Fatma Karume, a prominent lawyer and government critic, said: “On Monday I woke up to find that five people I knew had passed away from respiratory illnesses.”

Tanzanians, she said, had been shamed into not admitting they had caught Covid-19, which had been stigmatised by a government that said only weak people died from the illness. “They want to own the numbers and the statistics,” she said, adding that a lawyer who had urged more transparency had been arrested.

Ms Karume said people were referring to Covid-19 by a euphemism in Kiswahili, the national language, of “kutopumuwa”, which roughly translates as the “hard-to-breathe” disease.

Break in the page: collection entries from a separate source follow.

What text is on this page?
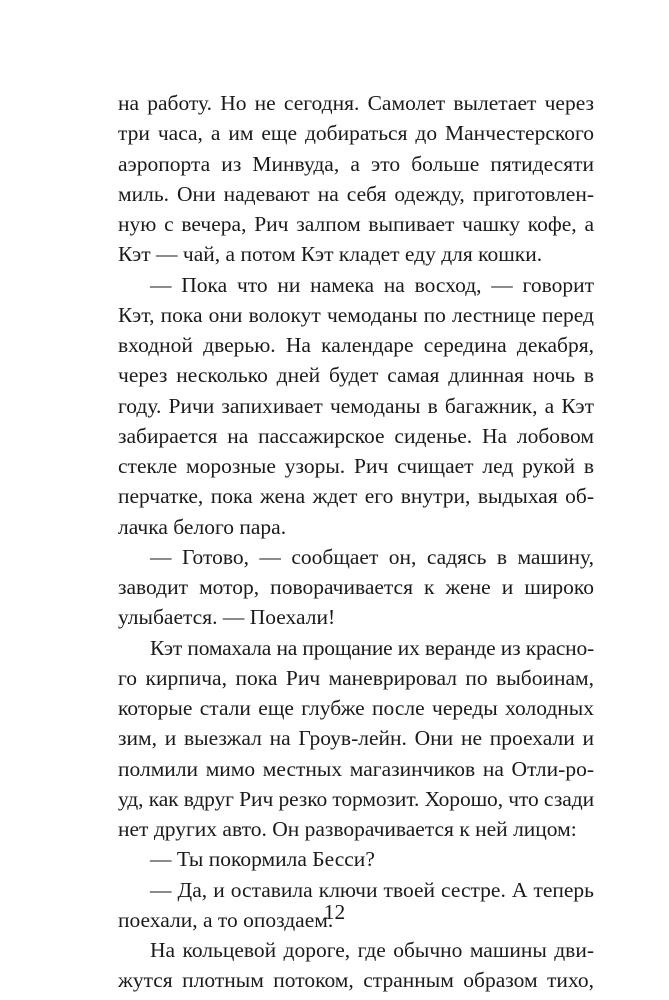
на работу. Но не сегодня. Самолет вылетает через
три часа, а им еще добираться до Манчестерского
аэропорта из Минвуда, а это больше пятидесяти
миль. Они надевают на себя одежду, приготовлен-
ную с вечера, Рич залпом выпивает чашку кофе, а
Кэт — чай, а потом Кэт кладет еду для кошки.
— Пока что ни намека на восход, — говорит
Кэт, пока они волокут чемоданы по лестнице перед
входной дверью. На календаре середина декабря,
через несколько дней будет самая длинная ночь в
году. Ричи запихивает чемоданы в багажник, а Кэт
забирается на пассажирское сиденье. На лобовом
стекле морозные узоры. Рич счищает лед рукой в
перчатке, пока жена ждет его внутри, выдыхая об-
лачка белого пара.
— Готово, — сообщает он, садясь в машину,
заводит мотор, поворачивается к жене и широко
улыбается. — Поехали!
Кэт помахала на прощание их веранде из красно-
го кирпича, пока Рич маневрировал по выбоинам,
которые стали еще глубже после череды холодных
зим, и выезжал на Гроув-лейн. Они не проехали и
полмили мимо местных магазинчиков на Отли-ро-
уд, как вдруг Рич резко тормозит. Хорошо, что сзади
нет других авто. Он разворачивается к ней лицом:
— Ты покормила Бесси?
— Да, и оставила ключи твоей сестре. А теперь
поехали, а то опоздаем.
На кольцевой дороге, где обычно машины дви-
жутся плотным потоком, странным образом тихо,
12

She said she blamed Mr Magufuli for retreating to his home village of Chato on Lake Victoria. “He basically told us to go back to work and pray, then he got on his private presidential jet, went to Chato and left us to it.”

Mr Magufuli, known as “the bulldozer” because of his trenchant style, was elected president in 2015 amid hope that he would carry out his pledge to eradicate corruption. Instead, he has become increasingly authoritarian, declaring that pregnant girls should be banned from school and clamping down on the internet and press freedom.

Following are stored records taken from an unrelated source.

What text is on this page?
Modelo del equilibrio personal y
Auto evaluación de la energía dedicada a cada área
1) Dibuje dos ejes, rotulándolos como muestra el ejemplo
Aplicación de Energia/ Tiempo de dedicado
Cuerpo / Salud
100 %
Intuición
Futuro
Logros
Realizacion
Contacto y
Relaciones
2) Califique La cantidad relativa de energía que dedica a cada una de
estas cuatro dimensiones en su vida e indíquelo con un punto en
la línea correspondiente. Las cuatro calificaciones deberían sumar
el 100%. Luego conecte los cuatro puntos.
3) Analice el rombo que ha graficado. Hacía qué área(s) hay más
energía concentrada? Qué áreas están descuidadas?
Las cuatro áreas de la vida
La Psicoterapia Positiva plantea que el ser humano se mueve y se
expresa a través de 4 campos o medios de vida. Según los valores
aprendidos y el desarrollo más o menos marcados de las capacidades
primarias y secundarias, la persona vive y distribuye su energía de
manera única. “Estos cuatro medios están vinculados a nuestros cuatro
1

As other African leaders reacted swiftly to coronavirus, closing their frontiers and preparing for lockdown, Mr Magufuli made a point of attending crowded church gatherings, telling people that the “satanic” virus could not survive in the bodies of the faithful.

On Sunday, as he sought to cast doubt on the work of the national laboratory, Mr Magufuli said he had arranged for samples of blood from goats, sheep and the francolin bird, as well as papaya, jackfruit and engine oil, to be sent for testing. The samples had been given false identities, he said. “We took the papaya sample and gave it the name Elizabeth Ann, 26-year-old female. The papaya results were positive,” he said. “There were many such shocking outcomes.”

If Mr Magufuli was so confident the risk had been exaggerated and that religious faith would protect Tanzanians from the worst effects, Mr Kabwe asked why the president had been “hiding” in his home village.
“We have been asking him to come out and lead this fight,” he said.